3.2 Driewereld-theorie
Voortbouwend op de driewereld-theorie van Popper, kan men een differentiatie aanbrengen in domeinen waarop MC als denkgereedschap van toepassing is: de fysieke wereld, de psychische wereld en de sociaal-culturele wereld.
- Fysieke wereld; de basis van ons probleemoplossend vermogen is lijfelijk. Damasio benadrukt op basis van neurobiologisch onderzoek dat intelligentie niet op één plek in de hersenen valt te lokaliseren en zich niet beperkt tot de zetel van ons bewustzijn. Een bepaald type denken activeert verschillende delen in het zenuwstelsel. Den Boer (2003: 223) spreekt in dat kader van ‘embodied cognition’; de hersenen zijn in permanente interactie met het lichaam en omgeving. De hersenen zijn daarbij niet statisch maar plastisch. Stressvolle omstandigheden veranderen de (micro)architectuur van de hersenen nadelig. Polanyi wijst op het grote belang van sensomotorische kennis die letterlijk geïncorporeerd is. Deze kennis is stilzwijgend (tacit), deels ook pre-verbaal en daarom slechts ten dele expliciet te maken: ‘We weten meer dan we kennen’. Dat is ook nodig want die impliciete achtergrondkennis maakt het mogelijk om ons te focussen op complexe problemen die onze aandacht nodig hebben. Sensorische kennis kan overigens wel worden omgezet in symbolische en theoretische kennis (Jorna), maar een ervaren professional vertrouwt doorgaans stilzwijgend op zijn lijfelijke gedragsrepertoire bij het oplossen van problemen. Daarom is het opdoen van klinische ervaring, vlieguren maken, zo belangrijk.
- De psychologische wereld; voor het expliciet maken van lijfelijke kennis zijn symbolen en begrippen nodig, zoals afbeeldingen en taal.

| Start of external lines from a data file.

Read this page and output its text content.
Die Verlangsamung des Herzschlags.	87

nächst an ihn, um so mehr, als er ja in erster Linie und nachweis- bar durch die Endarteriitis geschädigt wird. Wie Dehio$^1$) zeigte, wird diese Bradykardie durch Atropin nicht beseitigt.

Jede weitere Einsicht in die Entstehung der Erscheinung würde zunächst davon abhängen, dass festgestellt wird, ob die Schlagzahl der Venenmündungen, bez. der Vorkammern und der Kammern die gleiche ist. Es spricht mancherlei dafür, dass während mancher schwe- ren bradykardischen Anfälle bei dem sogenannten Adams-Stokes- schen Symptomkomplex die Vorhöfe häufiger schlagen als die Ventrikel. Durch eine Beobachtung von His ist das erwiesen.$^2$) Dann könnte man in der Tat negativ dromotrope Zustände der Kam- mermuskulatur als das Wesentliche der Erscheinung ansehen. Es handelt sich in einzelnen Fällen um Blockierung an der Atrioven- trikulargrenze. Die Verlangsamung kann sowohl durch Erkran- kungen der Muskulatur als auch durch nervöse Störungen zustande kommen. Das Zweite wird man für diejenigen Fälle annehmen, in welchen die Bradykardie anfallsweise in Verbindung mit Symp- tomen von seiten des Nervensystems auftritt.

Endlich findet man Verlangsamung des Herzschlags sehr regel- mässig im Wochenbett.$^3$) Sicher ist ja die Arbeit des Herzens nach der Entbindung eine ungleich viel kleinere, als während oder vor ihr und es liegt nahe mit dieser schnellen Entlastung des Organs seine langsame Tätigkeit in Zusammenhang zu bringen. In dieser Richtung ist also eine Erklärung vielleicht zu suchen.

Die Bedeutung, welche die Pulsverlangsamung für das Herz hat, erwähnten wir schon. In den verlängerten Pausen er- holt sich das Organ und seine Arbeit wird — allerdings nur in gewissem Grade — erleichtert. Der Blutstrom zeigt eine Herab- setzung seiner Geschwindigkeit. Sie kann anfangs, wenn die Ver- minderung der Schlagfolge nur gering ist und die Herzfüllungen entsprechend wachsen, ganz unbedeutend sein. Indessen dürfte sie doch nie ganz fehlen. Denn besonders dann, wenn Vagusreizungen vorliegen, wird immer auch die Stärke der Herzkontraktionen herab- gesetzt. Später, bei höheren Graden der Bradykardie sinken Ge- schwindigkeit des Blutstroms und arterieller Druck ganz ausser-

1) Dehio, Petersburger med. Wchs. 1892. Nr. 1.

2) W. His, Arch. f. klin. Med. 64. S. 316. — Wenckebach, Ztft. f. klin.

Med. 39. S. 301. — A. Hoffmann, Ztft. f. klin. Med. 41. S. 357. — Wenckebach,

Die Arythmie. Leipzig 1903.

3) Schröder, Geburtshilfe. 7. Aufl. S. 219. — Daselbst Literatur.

Met behulp van communicatie delen we onze kennis en ervaringen en al doende ontwikkelen we een soort common sense of common practice. Binnen de communicatie spelen emoties, als mengvorm van enerzijds lijfelijke ervaringen en mentale representaties anderzijds, een belangrijke rol. Vooral intense emoties, zoals woede, walging of afgrijzen, kunnen het (klinisch) redeneren in negatieve zin verstoren omdat dat soort emoties gepaard gaan met irrelevante of irrationele gedachten. Een van de kenmerken van professionaliteit is dan ook om ondanks onvermijdelijke optredende emoties het eigen gedrag te reguleren. Dit in goede banen leiden van het eigen gedrag, men spreekt wel van zelfsturing, is gebaseerd op inzicht in de eigen persoonlijke en professionele waarden. Door deze waarden in verband te brengen met de eisen die de context stelt, kunnen zelfs fundamentele tegenstellingen worden overbrugd
- De sociale of gemeenschappelijke wereld (van de ideeën en theorieën). Effectief handelen is tevens afhankelijk van de sociale en culturele omgeving waarbinnen men opereert. Een professional kan in de ene context disfunctioneren, maar met dezelfde bekwaamheden in een andere situatie effectief handelen. Gedrag is situationeel bepaald en context gebonden. Iedere beroepsgroep kent bepaalde ‘eigen-aardigheden’, zoals kleding, taalgebruik (vakjargon) etc. waaraan men elkaar kan herkennen. Behalve herkenning bieden rituelen en symbolen houvast aan de beroepsbeoefenaars. Hoewel rituelen en symbolen een vorm van steun kunnen zijn, kunnen ze ook tot rigiditeit en irrationeel gedrag leiden.